Stille nach dem Papstbesuch
Nanu keiner da?
Die Tagespost, 30.09.2011, Markus Reder
Gemessen am Geräuschpegel vor der Papstreise nach Deutschland ist es danach erstaunlich still. Nanu keiner da? Hat es allen die Sprache verschlagen? Was wurde vorher nicht alles an Erwartungen geäussert, an Warnungen ausgesprochen und an Blödsinn in die Mikrophone gebellt. Und jetzt? Schweigen im deutschen Walde. Denken alle noch nach? Das wäre die beste Erklärung für die Stille nach dem Papstbesuch.
Benedikt XVI. hat zahlreiche Ansprachen gehalten, jede davon hat es in sich. Zwei Reden kann man ohne jede Übertreibung als päpstliche Paukenschläge bezeichnen: Die Ansprache im Deutschen Bundestag und die Freiburger Konzerthausrede. Die Bundestagsrede war wohl das intellektuell Anspruchsvollste, was in diesem Hohen Haus bislang zu hören war. Sicher, dafür hätte sich der Papst gar nicht so sehr anstrengen brauchen. Aber weniger Anspruch wäre unter seinem Niveau gewesen. Dass manchen Hörern dieser Rede nur das Lob für die ökologische Bewegung im Gedächtnis geblieben ist, zeigt leider, wie wenig sie verstanden haben.
Darum heisst es jetzt: Nachlesen, nachdenken, nacharbeiten. Da kommt viel Arbeit auf katholische Akademien und Fakultäten zu. Und die eingestaubten Bücher über das Naturrecht müssen wohl auch wieder aus dem Keller, wenn man es ernst meint mit dem Dialog mit Politik und Welt.
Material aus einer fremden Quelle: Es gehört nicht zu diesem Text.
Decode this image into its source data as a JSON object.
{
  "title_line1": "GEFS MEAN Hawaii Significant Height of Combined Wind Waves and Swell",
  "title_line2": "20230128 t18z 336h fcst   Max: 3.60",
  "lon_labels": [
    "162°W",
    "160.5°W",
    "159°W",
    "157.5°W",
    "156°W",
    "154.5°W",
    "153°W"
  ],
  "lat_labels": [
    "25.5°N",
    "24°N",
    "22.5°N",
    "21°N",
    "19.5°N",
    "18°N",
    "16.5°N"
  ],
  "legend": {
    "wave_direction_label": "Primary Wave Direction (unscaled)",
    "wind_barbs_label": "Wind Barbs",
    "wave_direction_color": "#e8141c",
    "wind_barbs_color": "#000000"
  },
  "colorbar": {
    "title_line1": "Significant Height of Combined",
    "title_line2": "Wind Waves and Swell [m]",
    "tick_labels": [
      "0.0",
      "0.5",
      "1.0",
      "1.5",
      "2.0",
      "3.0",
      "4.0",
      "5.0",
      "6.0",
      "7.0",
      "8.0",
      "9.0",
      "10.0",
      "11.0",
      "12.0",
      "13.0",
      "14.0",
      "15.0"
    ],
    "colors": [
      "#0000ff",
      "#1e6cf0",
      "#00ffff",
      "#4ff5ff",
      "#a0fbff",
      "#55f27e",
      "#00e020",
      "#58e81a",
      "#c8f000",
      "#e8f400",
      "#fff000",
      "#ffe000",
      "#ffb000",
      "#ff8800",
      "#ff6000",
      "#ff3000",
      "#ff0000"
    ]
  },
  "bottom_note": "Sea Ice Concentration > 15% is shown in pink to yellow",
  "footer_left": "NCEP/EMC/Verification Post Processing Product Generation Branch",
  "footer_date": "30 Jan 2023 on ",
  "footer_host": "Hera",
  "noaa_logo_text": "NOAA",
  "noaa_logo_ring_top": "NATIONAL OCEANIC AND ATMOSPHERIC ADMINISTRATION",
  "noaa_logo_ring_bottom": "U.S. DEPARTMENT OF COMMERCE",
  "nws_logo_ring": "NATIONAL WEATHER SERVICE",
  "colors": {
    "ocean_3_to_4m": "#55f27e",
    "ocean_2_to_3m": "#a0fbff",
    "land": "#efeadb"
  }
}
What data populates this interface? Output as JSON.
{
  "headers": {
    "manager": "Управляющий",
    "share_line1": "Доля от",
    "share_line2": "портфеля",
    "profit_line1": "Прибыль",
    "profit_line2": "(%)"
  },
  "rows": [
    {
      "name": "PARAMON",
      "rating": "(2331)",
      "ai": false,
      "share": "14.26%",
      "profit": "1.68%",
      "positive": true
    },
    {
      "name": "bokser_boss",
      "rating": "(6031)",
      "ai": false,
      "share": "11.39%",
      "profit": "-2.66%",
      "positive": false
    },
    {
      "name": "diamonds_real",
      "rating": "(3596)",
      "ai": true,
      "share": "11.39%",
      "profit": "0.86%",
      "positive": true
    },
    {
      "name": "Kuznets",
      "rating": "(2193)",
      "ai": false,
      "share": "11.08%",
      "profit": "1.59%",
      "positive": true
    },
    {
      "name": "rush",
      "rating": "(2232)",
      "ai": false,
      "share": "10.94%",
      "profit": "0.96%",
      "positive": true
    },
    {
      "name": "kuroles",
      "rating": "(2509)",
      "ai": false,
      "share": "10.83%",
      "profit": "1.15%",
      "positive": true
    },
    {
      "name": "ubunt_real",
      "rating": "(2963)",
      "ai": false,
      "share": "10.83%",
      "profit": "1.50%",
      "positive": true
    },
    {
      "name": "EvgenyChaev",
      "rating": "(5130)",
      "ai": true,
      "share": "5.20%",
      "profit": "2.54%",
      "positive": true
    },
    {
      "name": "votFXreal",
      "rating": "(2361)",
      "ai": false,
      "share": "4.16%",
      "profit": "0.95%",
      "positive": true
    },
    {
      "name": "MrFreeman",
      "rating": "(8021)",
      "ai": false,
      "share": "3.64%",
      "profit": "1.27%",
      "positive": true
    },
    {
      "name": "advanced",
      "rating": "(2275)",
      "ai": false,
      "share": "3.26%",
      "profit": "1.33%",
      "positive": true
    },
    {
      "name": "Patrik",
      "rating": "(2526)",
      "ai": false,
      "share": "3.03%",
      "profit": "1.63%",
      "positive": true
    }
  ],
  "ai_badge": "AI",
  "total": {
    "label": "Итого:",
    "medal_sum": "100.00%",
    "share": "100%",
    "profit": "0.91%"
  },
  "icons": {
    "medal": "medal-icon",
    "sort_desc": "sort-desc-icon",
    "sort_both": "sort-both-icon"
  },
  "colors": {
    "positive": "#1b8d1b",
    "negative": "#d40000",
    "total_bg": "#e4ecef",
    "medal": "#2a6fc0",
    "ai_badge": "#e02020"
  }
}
Noch lauter war freilich der Freiburger Paukenschlag des Papstes: An Benedikts Vision einer Kirche reich an lebendigem Glauben, arm an Institutionellem, an Geld, an Macht und politischem Taktieren hat das katholische Establishment in Deutschland schwer zu kauen. Das Anliegen des Papstes ist sonnenklar: Nicht die Kirche weltlicher, sondern die Welt christlicher machen. Wer da etwas von Weltflucht gehört haben will, sollte dringend zum Ohrenarzt. Wieder einmal hat sich gezeigt: Dieser Papst erfüllt die vorgefassten Erwartungen nicht, er überbietet sie. Das gibt in der Tat zu denken. Mal sehen, ob zumindest die Bischöfe nach der Herbstvollversammlung in der nächsten Woche ihre Sprache wiederfinden.